Darklight's Shortform

post by Darklight · 2021-02-20T15:01:33.890Z · LW · GW · 2 comments

2 comments

Comments sorted by top scores.

comment by Darklight · 2021-02-20T15:01:34.314Z · LW(p) · GW(p)

So, I had a thought.  The glory system [LW · GW] idea that I posted about earlier, if it leads to a successful, vibrant democratic community forum, could actually serve as a kind of dataset for value learning.  If each post has a number attached to it that indicates the aggregated approval of human beings, this can serve as a rough proxy for a kind of utility or Coherent Aggregated Volition.

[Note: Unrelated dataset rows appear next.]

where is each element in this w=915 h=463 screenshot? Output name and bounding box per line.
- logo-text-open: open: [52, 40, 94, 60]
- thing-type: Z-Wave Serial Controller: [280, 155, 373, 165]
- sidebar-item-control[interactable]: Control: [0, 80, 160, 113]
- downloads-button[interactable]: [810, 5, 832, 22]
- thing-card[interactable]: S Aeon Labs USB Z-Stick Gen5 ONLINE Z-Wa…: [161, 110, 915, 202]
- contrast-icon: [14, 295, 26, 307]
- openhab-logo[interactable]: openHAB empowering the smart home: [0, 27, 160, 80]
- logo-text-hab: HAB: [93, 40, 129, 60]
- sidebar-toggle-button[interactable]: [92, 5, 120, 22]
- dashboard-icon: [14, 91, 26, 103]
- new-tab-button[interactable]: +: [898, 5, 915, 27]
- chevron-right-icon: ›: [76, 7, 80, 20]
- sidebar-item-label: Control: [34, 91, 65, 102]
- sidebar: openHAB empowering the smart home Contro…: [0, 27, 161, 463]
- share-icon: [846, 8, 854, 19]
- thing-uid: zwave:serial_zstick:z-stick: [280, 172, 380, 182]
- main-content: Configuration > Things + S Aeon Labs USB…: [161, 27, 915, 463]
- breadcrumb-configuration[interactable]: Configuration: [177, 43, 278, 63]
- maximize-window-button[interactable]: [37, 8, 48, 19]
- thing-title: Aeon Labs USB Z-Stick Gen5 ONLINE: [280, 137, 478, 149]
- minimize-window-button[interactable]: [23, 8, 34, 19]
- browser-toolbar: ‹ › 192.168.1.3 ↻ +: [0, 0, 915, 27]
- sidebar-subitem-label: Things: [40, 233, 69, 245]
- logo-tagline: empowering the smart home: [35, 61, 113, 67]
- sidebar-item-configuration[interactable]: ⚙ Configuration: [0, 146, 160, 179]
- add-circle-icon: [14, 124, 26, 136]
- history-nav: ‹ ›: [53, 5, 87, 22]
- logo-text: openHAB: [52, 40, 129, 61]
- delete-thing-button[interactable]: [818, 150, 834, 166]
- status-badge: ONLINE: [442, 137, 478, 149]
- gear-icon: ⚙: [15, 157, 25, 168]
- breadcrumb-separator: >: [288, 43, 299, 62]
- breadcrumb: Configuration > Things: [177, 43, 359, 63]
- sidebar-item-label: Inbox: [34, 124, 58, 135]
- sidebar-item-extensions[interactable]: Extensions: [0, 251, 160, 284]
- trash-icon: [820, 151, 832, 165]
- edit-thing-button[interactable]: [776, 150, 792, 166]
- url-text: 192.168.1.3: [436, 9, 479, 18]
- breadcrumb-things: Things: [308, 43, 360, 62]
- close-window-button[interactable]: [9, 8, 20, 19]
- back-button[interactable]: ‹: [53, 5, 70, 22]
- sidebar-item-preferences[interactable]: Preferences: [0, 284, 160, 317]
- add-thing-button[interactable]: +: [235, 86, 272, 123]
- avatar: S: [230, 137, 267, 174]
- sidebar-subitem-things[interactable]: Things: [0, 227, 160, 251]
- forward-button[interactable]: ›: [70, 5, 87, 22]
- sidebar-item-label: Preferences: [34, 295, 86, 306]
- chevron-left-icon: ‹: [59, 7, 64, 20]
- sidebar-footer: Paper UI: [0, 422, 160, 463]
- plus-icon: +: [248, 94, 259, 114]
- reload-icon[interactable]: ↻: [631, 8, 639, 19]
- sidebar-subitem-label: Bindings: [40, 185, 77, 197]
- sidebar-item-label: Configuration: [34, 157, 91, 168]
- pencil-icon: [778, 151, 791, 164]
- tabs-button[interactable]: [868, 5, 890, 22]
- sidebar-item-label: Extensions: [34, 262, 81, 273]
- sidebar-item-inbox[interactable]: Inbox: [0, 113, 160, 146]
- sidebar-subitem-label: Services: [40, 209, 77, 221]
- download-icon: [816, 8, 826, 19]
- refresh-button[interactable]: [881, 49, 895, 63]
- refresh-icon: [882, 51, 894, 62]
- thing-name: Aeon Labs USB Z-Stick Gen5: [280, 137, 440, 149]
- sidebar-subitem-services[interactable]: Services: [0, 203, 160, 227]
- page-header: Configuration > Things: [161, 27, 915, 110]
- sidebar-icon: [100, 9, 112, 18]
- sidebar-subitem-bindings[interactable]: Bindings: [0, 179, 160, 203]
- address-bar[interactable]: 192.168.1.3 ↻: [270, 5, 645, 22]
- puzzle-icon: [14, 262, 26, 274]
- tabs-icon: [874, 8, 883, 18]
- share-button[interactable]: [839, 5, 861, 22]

Given that individual examples will probably be quite noisy, but averaged across a large amount of posts, it could function as a real world dataset, with the post content being the input, and the post's vote tally being the output label.  You could then train a supervised learning classifier or regressor that could then be used to guide a Friendly AI model, like a trained conscience.

This admittedly would not be provably Friendly, but as a vector of attack for the value learning problem, it is relatively straightforward to implement and probably more feasible in the short-run than anything else I've encountered.

Replies from: Darklight
comment by Darklight · 2021-02-20T15:09:01.110Z · LW(p) · GW(p)

Another thought is that maybe Less Wrong itself, if it were to expand in size and become large enough to roughly represent humanity, could be used as such a dataset.